Whilst hypotonous maculopathy, refractive changes and ‘wipe-out’ are established complications of trabeculectomy, vein occlusion and ARMD are not. Vein occlusions are reported more frequently in glaucoma patients and have been reported in several trabeculectomy outcome papers.9,28,32,38,39,40,41 However their number is small and the association is not clear. Age-related macular degeneration would be expected to occur in a population of patients undergoing trabeculectomy. Those patients who lost visual acuity as a result of ARMD in this survey were older than the rest of the cohort. Without age-matched non-operated controls it is not possible to determine whether these events are coincidental or a complication of trabeculectomy.

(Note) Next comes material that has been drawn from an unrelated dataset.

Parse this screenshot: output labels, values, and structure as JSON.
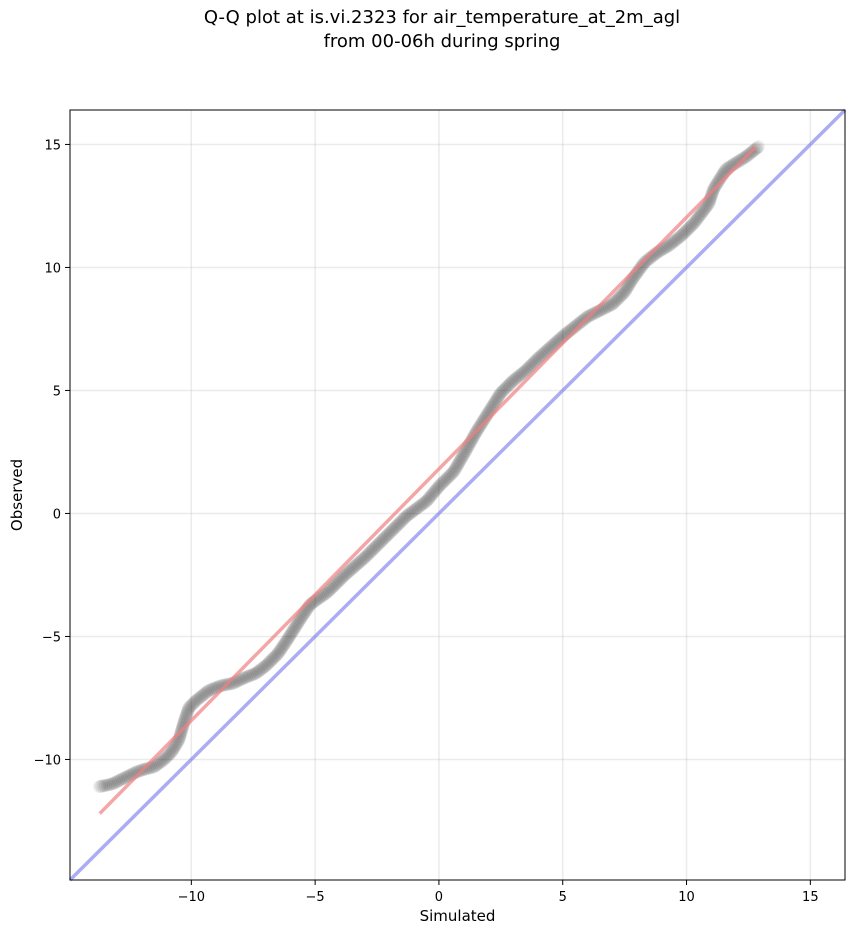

Acute visual loss (loss of central vision or ‘wipe-out’), a devastating complication of trabeculectomy, normally is found in individuals with advanced glaucoma,28,42 particularly with split fixation,32,43 after hypotony28,32 and theoretically, after a pressure spike. In three of the five cases of ‘wipe-out’ in this survey, glaucomatous visual field damage was advanced (involving the central five degrees of fixation); in the other two cases no visual field test was supplied. In two cases the IOP was low at the first postoperative examination (0 and 4 mmHg) and in one of these the pressure remained low at the first postoperative visit after discharge and so was classified as hypotony. It is not known whether any of these patients experienced a pressure spike in the early perioperative period, but by the time of the first postoperative examination, none had a pressure over 21 mmHg. Of all the cases of advanced glaucoma, wipe-out occurred in 5.0%.

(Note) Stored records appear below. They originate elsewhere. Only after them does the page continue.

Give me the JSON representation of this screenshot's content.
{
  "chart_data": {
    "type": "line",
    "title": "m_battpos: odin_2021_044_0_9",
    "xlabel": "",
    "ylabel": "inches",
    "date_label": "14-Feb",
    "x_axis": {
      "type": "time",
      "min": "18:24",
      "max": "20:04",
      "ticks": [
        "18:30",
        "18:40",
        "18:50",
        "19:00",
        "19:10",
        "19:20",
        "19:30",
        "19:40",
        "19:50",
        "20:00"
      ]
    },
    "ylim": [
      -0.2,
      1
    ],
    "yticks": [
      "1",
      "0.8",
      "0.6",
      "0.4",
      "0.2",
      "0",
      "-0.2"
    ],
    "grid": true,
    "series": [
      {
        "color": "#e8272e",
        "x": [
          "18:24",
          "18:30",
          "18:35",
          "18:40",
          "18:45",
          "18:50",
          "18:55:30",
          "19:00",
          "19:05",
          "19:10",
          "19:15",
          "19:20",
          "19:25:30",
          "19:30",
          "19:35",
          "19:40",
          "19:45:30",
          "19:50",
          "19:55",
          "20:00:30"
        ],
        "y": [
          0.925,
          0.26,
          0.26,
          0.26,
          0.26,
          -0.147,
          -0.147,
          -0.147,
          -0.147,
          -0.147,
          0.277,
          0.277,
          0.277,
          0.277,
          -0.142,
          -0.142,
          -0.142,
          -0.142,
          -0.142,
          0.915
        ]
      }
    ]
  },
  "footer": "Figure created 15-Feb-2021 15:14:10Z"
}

Hyphaema, shallow anterior chamber, choroidal detachment, hypotony, early wound leak, cataract, loss of visual acuity and encapsulated bleb occurred with sufficient frequency to justify further statistical analysis. With the exception of encapsulated bleb, there were no associations between those variables used to describe a consultant’s practice and early or late complications. The higher rate of encapsulated bleb reported in a university hospital setting may reflect a difference in practice, perhaps more frequent ALT use which has been reported as a risk factor for the development of encapsulated bleb.44 Alternatively this finding could be generated by misclassification bias as encapsulated blebs may be confused with cystic or scarred blebs; personnel in a university hospital setting may be more ready to make this distinction. Recall and classification bias are concerns in a survey of this nature where data are collected retrospectively from case notes. Every effort has been made to reduce such bias and whilst it is reassuring that a subsidiary study conducted on a random sample of participating units showed a high degree of accuracy in reporting case-note findings,2 it must always be remembered that the data are only as good as the original documentation.

Conclusions

This is the first report of the complications of first-time trabeculectomy for COAG from a nationally representative cohort of patients. As such it provides unparalleled data with which to generate standards for audit, a baseline against which to compare future treatments and information for patients and other health consumers alike. Further, it highlights the impact of trabeculectomy on visual acuity in the first year following surgery.